Aplicação de algoritmos de inteligência artiicial para determinação de correlações empiricas em modelos de transferência de calor e massa

Detalhes bibliográficos
Autor(a) principal: Sodré, Armando Oliveira
Data de Publicação: 2023
Tipo de documento: Trabalho de conclusão de curso
Idioma: por
Título da fonte: Repositório Institucional da Universidade Federal Fluminense (RIUFF)

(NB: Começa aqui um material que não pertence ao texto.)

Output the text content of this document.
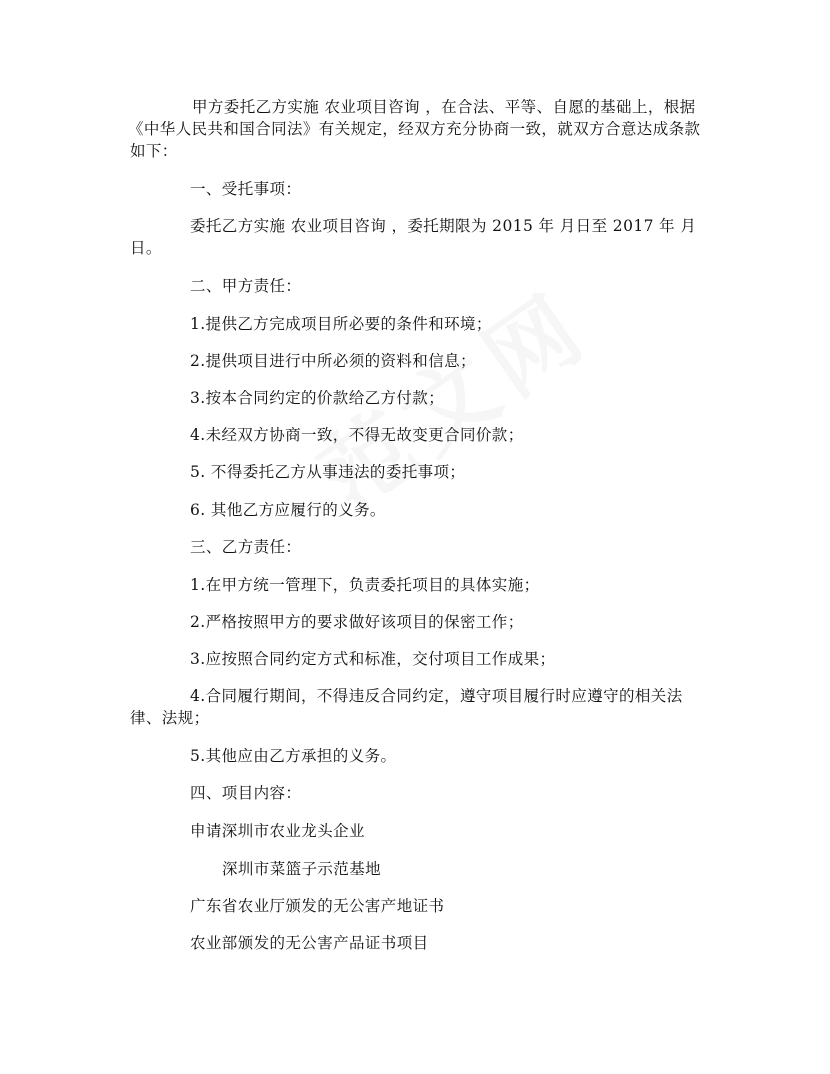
甲方委托乙方实施 农业项目咨询 ，在合法、平等、自愿的基础上，根据
《中华人民共和国合同法》有关规定，经双方充分协商一致，就双方合意达成条款
如下：

一、受托事项：

委托乙方实施 农业项目咨询 ，委托期限为 2015 年 月日至 2017 年 月
日。

二、甲方责任：

1.提供乙方完成项目所必要的条件和环境；

2.提供项目进行中所必须的资料和信息；

3.按本合同约定的价款给乙方付款；

4.未经双方协商一致，不得无故变更合同价款；

5. 不得委托乙方从事违法的委托事项；

6. 其他乙方应履行的义务。

三、乙方责任：

1.在甲方统一管理下，负责委托项目的具体实施；

2.严格按照甲方的要求做好该项目的保密工作；

3.应按照合同约定方式和标准，交付项目工作成果；

4.合同履行期间，不得违反合同约定，遵守项目履行时应遵守的相关法
律、法规；

5.其他应由乙方承担的义务。

四、项目内容：

申请深圳市农业龙头企业

深圳市菜篮子示范基地

广东省农业厅颁发的无公害产地证书

农业部颁发的无公害产品证书项目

Texto Completo: http://app.uff.br/riuff/handle/1/27526
Resumo: O trabalho discorre sobre a metodologia e resultados do uso de ferramentas de aprendizado de máquina e inteligência artificial para problemas de transferência de calor. No campo de estudo de transferência de calor é comum a elaboração de correlações empíricas para prever comportamentos desses sistemas. O desenvolvimento dessas correlações, porém, demanda muita energia e tempo para experimentos, propostas e validação. Novas ferramentas de inteligência artificial e aprendizado de máquina têm se tornado cada vez mais robustas e acessíveis, tendo aplicações nos mais diversos campos de pesquisa. O trabalho propõe um modelo baseado em programação genética que seja capaz de propor novas correlações para o caso de estudo. A eficácia do modelo será usada como prova de conceito pra avaliar o uso de aprendizado de máquina para problemas no tema, podendo escalar para casos mais complexos. Para se avaliar a capacidade dessa ferramenta, o modelo será testado em um sistema de convecção de calor forçada ao redor de um cilindro. Existem diversos estudos abordando esse tipo de escoamento, e correlações empíricas já consolidadas, sendo um bom teste comparativo para o modelo desenvolvido.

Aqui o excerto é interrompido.